Lena Ma’s experience at Ryerson University’s Architectural Science program has opened a variety of extra-curricular and volunteer opportunities that capitalize on community building and methods of learning. Some of these initiatives within Ryerson University include partaking in 325 Magazine, constructing local student design-builds, and participating in mentoring initiatives. Externally, Lena has had the opportunity to assist in PhD research on the subject of Architecture and Memory, participate in several architectural competitions, and conduct research initiatives. Some of her most notable work has been awarded the Minto Sustainability and Ontario Association of Architects Awards.
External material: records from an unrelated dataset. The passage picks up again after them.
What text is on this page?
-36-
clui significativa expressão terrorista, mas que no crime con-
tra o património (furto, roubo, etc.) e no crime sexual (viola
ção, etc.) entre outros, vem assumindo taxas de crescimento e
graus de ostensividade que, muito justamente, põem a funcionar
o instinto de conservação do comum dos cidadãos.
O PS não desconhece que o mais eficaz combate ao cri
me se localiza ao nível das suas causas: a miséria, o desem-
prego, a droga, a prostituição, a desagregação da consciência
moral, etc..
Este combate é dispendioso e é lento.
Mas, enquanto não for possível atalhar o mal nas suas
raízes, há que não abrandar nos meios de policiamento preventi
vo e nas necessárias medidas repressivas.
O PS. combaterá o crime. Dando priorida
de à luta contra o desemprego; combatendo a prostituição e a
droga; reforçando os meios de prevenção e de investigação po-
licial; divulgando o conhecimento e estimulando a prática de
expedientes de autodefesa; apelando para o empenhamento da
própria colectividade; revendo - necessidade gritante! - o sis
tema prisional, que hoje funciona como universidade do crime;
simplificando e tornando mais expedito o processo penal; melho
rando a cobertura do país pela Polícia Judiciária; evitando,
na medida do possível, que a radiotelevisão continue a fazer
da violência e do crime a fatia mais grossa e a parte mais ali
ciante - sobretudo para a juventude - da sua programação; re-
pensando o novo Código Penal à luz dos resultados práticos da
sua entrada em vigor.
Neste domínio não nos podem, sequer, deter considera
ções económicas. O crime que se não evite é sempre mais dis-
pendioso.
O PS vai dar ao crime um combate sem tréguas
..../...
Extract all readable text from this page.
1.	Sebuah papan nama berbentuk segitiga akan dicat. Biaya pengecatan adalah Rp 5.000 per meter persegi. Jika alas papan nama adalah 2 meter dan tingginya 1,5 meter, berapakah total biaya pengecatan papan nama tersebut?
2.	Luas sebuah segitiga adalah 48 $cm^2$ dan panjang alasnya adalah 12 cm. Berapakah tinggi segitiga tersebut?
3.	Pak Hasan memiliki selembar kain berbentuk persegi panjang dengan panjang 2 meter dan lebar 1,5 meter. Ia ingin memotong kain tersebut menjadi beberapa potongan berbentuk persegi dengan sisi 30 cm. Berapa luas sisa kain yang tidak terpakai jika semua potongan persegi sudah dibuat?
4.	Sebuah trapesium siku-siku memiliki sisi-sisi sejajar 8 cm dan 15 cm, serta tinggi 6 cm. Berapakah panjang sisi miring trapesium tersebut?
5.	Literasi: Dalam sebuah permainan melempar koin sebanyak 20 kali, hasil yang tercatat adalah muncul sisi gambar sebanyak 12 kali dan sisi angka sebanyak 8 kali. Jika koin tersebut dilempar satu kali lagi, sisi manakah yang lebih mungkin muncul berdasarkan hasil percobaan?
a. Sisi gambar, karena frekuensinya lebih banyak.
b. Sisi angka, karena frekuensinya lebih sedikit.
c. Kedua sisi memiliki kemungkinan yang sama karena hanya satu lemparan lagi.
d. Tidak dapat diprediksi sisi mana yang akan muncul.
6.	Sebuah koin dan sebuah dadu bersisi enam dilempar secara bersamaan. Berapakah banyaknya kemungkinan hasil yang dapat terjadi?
290 – Traversing Unknown Territories: Notes on Researching the Learners’ Experience of Real-Time Virtual Engines in the Architectural Design Studio

Wednesday 31 March, 17:00, Session 7B

Tane Moleta, Victoria University of Wellington

This paper explores the role of real-time-virtual-engines (RTVE) in contemporary architectural education. The research is a response to the increasing footprint virtual reality (VR) has begun to forge in the studios of architecture programmes. This paper stipulates that the use of RTVE in architecture is unique to CAAD research given the student motivation to ‘create with’ and ‘for’ VR. Presenting the results of two literature reviews that question: how does use of the Real-Time Virtual Engine shape the students learning experiences in the architectural design studio? The initial results are undertaken as a narrative literature review. This work uncovers the role of RTVE and ties it to a number of established educational frames. The subsequent search was undertaken using the systematic literature review framework. The knowledge generated from this piece of research locates that there is a substantial lack of empirical data exploring the experiences of student use of RTVE in the architectural design studio.

Tane Moleta is a Senior Lecturer in Interdisciplinary Digital Design Technologies and Faculty Curator at Victoria University of Wellington, New Zealand.